An assignment, therefore, that would
vest the assignee with the property of the copy-right, according to the act of
Congress, must be in writing, and signed in the presence of two witnesses, and
it may, I think, well be doubted whether a transfer even by a sale, under a
decree of a court of chancery, would pass the title so as to protect the
purchaser, unless by a conveyance, in conformity with this requirement. 6 B.
& Cr. 169; 1 Car. & P. 558; R. & M. 187; D. & K. 215.
It is unnecessary, however, to express
an opinion upon the point.

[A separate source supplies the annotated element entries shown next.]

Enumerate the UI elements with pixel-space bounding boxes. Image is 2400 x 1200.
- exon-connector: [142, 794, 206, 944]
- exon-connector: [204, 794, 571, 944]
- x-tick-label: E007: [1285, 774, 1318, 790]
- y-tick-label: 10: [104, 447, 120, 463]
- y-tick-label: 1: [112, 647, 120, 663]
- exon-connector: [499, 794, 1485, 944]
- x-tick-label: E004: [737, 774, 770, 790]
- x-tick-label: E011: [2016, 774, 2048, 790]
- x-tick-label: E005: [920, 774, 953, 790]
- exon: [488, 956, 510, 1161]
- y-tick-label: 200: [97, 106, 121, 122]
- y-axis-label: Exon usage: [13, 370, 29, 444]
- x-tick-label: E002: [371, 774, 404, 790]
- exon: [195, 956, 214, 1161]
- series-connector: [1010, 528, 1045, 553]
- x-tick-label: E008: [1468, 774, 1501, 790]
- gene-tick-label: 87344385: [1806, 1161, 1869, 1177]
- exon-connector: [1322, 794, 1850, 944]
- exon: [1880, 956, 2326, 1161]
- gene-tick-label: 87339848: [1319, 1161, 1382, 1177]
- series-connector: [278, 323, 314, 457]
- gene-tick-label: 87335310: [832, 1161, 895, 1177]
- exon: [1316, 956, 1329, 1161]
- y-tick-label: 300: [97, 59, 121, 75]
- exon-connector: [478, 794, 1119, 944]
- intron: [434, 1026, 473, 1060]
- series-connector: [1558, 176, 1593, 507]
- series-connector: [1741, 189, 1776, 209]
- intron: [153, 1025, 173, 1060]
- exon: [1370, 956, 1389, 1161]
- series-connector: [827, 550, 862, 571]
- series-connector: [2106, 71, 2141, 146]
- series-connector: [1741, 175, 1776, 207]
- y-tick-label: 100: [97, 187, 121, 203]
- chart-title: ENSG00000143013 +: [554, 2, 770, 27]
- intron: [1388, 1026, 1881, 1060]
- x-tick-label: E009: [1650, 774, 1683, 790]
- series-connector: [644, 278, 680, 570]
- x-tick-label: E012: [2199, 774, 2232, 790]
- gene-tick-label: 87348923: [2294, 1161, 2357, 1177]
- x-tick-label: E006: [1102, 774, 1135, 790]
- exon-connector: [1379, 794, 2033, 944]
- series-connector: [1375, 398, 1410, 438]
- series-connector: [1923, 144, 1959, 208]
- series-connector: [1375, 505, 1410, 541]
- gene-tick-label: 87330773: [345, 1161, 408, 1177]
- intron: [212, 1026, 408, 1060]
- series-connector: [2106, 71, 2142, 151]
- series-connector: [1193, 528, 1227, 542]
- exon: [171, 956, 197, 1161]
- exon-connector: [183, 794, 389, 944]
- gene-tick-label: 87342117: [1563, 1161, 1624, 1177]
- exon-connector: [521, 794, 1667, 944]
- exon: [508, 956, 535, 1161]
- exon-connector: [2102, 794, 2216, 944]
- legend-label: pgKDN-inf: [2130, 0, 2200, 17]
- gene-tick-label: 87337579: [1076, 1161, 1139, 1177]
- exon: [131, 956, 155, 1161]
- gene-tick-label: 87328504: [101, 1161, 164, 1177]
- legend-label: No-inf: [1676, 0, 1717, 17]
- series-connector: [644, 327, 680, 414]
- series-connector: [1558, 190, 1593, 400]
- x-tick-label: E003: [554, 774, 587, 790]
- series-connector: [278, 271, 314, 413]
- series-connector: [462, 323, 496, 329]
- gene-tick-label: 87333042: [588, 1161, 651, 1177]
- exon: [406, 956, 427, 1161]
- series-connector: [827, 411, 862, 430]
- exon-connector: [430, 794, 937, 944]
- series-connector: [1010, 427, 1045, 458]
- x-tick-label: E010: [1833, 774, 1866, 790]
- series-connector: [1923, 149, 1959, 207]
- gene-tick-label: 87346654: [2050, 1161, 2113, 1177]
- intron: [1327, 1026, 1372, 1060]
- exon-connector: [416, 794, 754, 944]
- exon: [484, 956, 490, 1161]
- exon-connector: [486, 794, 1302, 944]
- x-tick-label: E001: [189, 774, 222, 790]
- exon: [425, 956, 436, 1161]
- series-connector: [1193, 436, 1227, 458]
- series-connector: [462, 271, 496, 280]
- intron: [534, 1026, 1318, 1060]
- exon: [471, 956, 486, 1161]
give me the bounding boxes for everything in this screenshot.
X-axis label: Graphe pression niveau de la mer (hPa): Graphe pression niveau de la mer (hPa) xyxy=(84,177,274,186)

It is sufficient, for the purposes of this case, to
say, that the right in question is wholly independent of, and disconnected
from, the engraved plate; and, that there is no foundation for the defence set
up, that it passed as appurtenant to the sale and transfer of the property, in
the engraved plate, from which the copies of the map were struck off.
For these reasons, we are of opinion
that the decree below, must be reversed with costs, and the proceedings
remitted, with directions that a decree be entered for the complainant, in
conformity with this opinion.
Order.
This cause came on to be heard on the transcript of the record from the Circuit Court of the United States for the District of Rhode Island, and was argued by counsel. On consideration whereof, it is now here ordered, adjudged, and decreed by this court, that the decree of the said Circuit Court in this cause be, and the same is hereby, reversed, with costs, and that this cause be, and the same is hereby, remanded to the said Circuit Court, with directions to enter a decree therein, in conformity to the opinion of this court.